Hello Satishkumar,
The reason you can't get theoretical performance is because the system has some latency on each access made to the memories. So 533MB/s 64bit@133MHz would only be possible on a system with no latency. If the DMA would use AXI would had a better pefromance due the ability to post outstanding transactions but since the DMA uses AHB to match realtime/predictability requirements, it will wait until the transaction is done before posting any other r/w.
There are two transactions on a DMA transfer, read and write and each will be subject to some latency. There is latency due passing through the NIC and latency of the slave peripheral itself (in this case, internal RAM) generally speaking it would be:
Latency: Master NIC lat + Slave NIC lat + Buffering NIC lat + Slave lat
NIC eDMA max latencies are: read = 2, write = 4
NIC SRAM max Latencies are: read = 4, write = 4
Some additional latency due buffering since AHB to AXI conversion.
Slave latency for SRAM is zero.
And this are the measurements:
MajorLoop | MinorLoop | SOFF/DOFF | SSIZE/DSIZE | BWC | Time in us | MB/Sec | rw # transactions | Clk ticks @ 133MHz | Clks/trans |
1 | 16384 (16KB) | 32 | 5 (32bytes) | 0 | 101 | 162 | 512 | 13436 | 26.2 |
1 | 16384 (16KB) | 8 | 3 (64bit) | 0 | 218 | 75 | 2048 | 28784 | 14 |
1 | 16384 (16KB) | 4 | 2 (32bit) | 0 | 435 | 37 | 4096 | 57448 | 14 |
1 | 16384 (16KB) | 2 | 1 (16bit) | 0 | 869 | 19 | 8192 | 114800 | 14 |
1 | 16384 (16KB) | 1 | 0 (8bit) | 0 | 1738 | - 9.4
| 16384 | 229480 | 14 |
If you look at the measurements they are in line with the latencies, each transaction read write is 14 cycles. Which is somewhat aligned to the read, write (2+4) + (4 +4) latencies from the NIC.

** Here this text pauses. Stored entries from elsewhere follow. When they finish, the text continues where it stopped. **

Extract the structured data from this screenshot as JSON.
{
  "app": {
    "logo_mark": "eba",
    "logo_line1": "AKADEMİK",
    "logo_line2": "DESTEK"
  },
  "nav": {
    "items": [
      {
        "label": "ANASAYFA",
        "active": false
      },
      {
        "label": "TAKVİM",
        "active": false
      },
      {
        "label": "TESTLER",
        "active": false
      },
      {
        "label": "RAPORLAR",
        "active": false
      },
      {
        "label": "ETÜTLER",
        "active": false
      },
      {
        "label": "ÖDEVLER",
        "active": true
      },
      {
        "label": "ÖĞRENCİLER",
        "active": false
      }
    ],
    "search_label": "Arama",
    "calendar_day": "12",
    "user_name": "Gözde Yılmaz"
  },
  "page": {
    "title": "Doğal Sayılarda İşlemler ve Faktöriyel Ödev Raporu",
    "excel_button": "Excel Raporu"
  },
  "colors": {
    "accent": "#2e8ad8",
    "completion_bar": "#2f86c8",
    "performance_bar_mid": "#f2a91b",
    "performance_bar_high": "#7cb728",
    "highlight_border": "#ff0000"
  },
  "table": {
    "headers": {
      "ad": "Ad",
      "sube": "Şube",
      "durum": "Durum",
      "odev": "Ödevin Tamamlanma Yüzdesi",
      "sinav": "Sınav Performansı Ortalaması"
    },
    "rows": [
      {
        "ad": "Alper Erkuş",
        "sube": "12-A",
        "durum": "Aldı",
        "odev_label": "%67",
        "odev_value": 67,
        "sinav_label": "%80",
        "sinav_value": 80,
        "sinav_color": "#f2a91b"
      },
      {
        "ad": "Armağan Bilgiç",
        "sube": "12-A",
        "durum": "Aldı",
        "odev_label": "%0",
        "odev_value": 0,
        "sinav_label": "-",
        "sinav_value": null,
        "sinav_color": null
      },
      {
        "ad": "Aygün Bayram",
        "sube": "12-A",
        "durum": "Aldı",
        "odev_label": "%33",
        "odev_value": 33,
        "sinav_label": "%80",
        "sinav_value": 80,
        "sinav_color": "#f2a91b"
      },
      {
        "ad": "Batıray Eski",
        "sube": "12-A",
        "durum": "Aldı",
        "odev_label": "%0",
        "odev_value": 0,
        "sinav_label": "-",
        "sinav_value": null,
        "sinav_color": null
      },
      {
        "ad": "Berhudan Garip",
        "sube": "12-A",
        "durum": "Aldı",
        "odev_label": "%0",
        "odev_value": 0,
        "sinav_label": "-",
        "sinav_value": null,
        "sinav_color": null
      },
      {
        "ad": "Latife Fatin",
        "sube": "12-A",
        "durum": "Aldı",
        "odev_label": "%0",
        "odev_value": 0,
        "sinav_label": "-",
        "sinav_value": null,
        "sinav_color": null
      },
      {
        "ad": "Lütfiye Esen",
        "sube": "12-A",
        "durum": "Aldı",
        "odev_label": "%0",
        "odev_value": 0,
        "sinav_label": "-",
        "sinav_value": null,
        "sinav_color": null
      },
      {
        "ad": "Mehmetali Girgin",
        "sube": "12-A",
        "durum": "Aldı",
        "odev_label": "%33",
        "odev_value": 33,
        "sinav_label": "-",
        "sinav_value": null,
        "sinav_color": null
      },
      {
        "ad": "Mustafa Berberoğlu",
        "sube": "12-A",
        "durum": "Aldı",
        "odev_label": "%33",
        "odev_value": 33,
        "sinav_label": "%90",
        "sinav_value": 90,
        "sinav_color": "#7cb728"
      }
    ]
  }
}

All transactions required the same amount of cycles regardless the SSIZE/DSIZE value (except for 32bytes)
I believe in the case of 32bytes we have a penalty on the buffering and that is why we get additional cycles per r/w.
The other possibility is the NIC latency is a bit lower but we are having anyway buffering latency added to the transaction due the AHB to AXI translation.
The conclusion is not possible to achieve a 533MB/s with the eDMA. And the results make sense with the expected latency of such system. If you need to increment performance, you can use another DMA (eDMA1 for example) in parallel or you can use the CPU or GPU which would have way more efficient accesses due AXI protocol.